RSM will write to creditors this week and provide a further detailed report in three to four weeks.
Master Builders ACT CEO Michael Hopkins said PBS’s plight would have a devastating impact on employees, subcontractors, and suppliers in the ACT building and construction industry.
“MBA will be assisting our members, especially our subcontractors and suppliers, who will be deeply impacted by this announcement,” he said.
Doma Group confirmed that work had stopped on the 16-storey, 184-unit project, The Melrose, one of four buildings in a precinct bounded by Melrose Drive, Corinna Street, Furzer Street and Garth Close.
Doma general manager development Gavan Edgar said Doma became aware of the situation late Friday afternoon and was still assessing the safety and status of the $53 million project.
“The priority is to make the site safe and secure firstly,” Mr Edgar said.

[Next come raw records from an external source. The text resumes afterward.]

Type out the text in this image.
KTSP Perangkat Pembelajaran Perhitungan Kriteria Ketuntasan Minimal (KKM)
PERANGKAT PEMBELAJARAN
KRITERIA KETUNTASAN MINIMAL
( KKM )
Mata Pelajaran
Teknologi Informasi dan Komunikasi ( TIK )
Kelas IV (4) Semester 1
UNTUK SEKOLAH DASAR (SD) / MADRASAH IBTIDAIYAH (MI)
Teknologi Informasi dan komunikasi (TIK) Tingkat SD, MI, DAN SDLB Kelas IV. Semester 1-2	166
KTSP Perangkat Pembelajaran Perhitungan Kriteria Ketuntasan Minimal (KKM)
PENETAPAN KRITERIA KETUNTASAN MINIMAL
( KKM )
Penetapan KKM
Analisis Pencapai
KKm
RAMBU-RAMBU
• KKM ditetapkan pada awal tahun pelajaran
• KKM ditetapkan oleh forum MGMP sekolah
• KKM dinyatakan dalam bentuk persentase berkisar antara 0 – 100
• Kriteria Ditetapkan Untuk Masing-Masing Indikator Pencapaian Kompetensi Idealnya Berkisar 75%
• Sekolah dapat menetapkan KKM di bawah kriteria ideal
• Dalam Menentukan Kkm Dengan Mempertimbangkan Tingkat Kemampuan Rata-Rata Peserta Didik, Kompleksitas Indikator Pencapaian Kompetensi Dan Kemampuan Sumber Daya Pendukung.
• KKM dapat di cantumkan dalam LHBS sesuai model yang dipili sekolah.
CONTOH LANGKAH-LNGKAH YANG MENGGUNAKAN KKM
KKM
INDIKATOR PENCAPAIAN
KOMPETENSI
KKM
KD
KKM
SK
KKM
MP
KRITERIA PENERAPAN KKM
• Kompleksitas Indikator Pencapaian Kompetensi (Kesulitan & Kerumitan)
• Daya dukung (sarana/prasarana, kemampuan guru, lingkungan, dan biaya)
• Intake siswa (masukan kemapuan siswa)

“In due course, a different builder will be engaged to complete the works and we will then sit down with the new builder and have a discussion with sub-contractors and suppliers that were engaged by PBS on the Melrose project to find a way forward.”
This afternoon the site was empty except for a lone excavator doing some work.
Doma also partnered with national development firm Stockland on The Parks, a $260 million project on the former public housing site in Red Hill – a high-end mix of 83 townhouses and 136 apartments across six five-storey buildings.
Stockland contracted PBS to build the townhouses but work on the rest of the development is unaffected and proceeding.
A Stockland spokesperson said it would work with all relevant stakeholders as further details of PBS Building’s position were made available.
“We have secured all relevant building sites during this time,” the spokesperson said.
The Ginninderry Joint Venture engaged PBS Building in 2021 to construct 45 flexi-living homes in Stage 2 of Strathnairn.
A Ginninderry spokesperson said it been in contact with each buyer since the news broke of PBS’s troubles.
“Ginninderry will work with any administrator appointed to determine the impacts and how best to complete the homes currently under construction,” the spokesperson said.
“The purchasers will be kept informed by Ginninderry as more information comes to hand.”
Brothers Peter and Ian Carter founded Prestige Building Services in Canberra in 1989, and it also has offices in Sydney and Brisbane.
PBS has built some of the national capital’s prominent projects, including the Belconnen Theatre, Radford College stages 1-3, the Grove Retirement Village with Lendlease, Goodwin Farrer aged care facility and LDK Greenway Views Seniors’ Living village.